Все серьезные пьесы Шекспира задуманы по одному плану. Он как бы говорит нам: «За видимым многообразием чувств, обуревающих волю, действуют немногие основные влечения; они-то во все времена определяют жизнь человека. Я беру одну из таких типических страстей, правда, в большом размере, чтобы вам виднее было – даю ей перейти из скрытого состояния в явное и войти в мир. Она вызывает взрыв в окружающей среде; жизнь всем своим составом реагирует на нее. Я показываю, как проходит это событие и чем кончается». Разумеется, как художник, он не чертит схем, а рисует широкие и сочные картины, но так, чтобы сквозь сложный узор событий четко проступала роковая логика драмы. Он изображает закономерное развертывание тех вечных былей, потому что каждой из них, по его мысли, взаимодействием данного влечения с миром предначертан урочный путь.
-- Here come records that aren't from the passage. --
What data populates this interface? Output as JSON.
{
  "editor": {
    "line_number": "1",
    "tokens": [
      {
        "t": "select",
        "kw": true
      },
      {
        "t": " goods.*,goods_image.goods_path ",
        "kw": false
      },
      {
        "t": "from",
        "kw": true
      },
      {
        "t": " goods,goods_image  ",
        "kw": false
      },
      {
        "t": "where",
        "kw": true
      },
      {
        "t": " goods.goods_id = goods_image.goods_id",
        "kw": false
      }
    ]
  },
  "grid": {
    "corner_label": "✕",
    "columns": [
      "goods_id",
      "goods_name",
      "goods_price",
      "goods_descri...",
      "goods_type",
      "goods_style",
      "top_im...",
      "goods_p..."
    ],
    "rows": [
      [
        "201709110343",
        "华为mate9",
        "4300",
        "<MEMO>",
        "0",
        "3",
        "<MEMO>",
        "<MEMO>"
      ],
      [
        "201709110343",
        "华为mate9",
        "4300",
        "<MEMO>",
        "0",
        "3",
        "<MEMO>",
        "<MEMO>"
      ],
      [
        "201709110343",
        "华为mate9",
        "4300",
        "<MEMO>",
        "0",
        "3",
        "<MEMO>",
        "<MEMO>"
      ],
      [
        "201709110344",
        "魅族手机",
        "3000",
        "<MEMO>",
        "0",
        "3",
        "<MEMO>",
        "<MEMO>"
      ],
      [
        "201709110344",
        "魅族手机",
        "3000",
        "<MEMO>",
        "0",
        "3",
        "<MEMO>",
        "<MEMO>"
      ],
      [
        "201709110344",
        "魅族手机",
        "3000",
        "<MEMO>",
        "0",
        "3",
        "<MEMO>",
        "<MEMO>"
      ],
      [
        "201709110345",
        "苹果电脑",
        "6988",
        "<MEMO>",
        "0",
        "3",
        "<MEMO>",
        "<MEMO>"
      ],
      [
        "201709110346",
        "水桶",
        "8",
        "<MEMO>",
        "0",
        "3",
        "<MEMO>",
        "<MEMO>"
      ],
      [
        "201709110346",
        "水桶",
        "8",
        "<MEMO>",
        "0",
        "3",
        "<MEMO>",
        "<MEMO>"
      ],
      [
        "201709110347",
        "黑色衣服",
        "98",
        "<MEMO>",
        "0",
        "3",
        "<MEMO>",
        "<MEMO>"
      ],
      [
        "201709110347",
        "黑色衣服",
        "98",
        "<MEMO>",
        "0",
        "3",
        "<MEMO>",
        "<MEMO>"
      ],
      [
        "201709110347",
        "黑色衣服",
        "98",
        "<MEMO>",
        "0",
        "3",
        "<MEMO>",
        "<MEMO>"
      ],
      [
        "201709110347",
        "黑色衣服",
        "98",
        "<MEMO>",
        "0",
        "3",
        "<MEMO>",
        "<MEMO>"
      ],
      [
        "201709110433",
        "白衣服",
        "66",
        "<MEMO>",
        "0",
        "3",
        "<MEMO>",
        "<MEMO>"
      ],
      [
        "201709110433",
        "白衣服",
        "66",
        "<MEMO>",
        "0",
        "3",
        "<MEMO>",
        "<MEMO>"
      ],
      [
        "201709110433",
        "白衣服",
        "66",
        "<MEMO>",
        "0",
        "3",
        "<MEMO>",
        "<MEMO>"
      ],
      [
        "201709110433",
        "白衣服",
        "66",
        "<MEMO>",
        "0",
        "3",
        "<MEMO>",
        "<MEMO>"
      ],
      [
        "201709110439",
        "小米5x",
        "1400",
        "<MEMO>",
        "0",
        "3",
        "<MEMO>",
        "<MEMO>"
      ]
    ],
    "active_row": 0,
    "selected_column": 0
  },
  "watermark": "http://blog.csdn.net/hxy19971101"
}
Наше дело, разочтя масштаб, узнавать в Макбете, Отелло, Гамлете себя, в гигантских вещах – ежедневность.

Макбет – не только шотландец и шотландский король XI века: это каждый человек, ищущий счастья, – а кто не ищет его? Искание счастья – вечная быль человеческой жизни; Шекспир рассказывает, как во все времена с неизменной последовательностью протекает эта попытка, как она зарождается, проходит свой роковой путь, и к чему приводит.

Активно искать счастия значит желать своевольно улучшить свое положение в мире; так Макбет хочет из танов стать королем. Но улучшить свое положение в мире, не улучшая ни мира, ни самого себя, значит только механически передвинуть вещи по отношению к себе; таков точный смысл слов: «желать счастия». Может ли удаться такая попытка?

Первое условие ее, по самому смыслу задачи, – остановить неудержимое движение как окружающего мира, так и свое собственное, потому что только неподвижные вещи могут быть надолго перемещены в определенном отношении, – а желание счастья непременно включает в себя идею бесконечной длительности. На короткое время можно переместить и внутренно-движимые вещи, но в силу своего самочинного движения они ежеминутно грозят передвинуться. Итак, ради прочного счастия надо остановить движение в мире и в самом себе. Но жизнь есть неустанное движение; значит, надо убить и мир, и себя: вот непременное условие счастья.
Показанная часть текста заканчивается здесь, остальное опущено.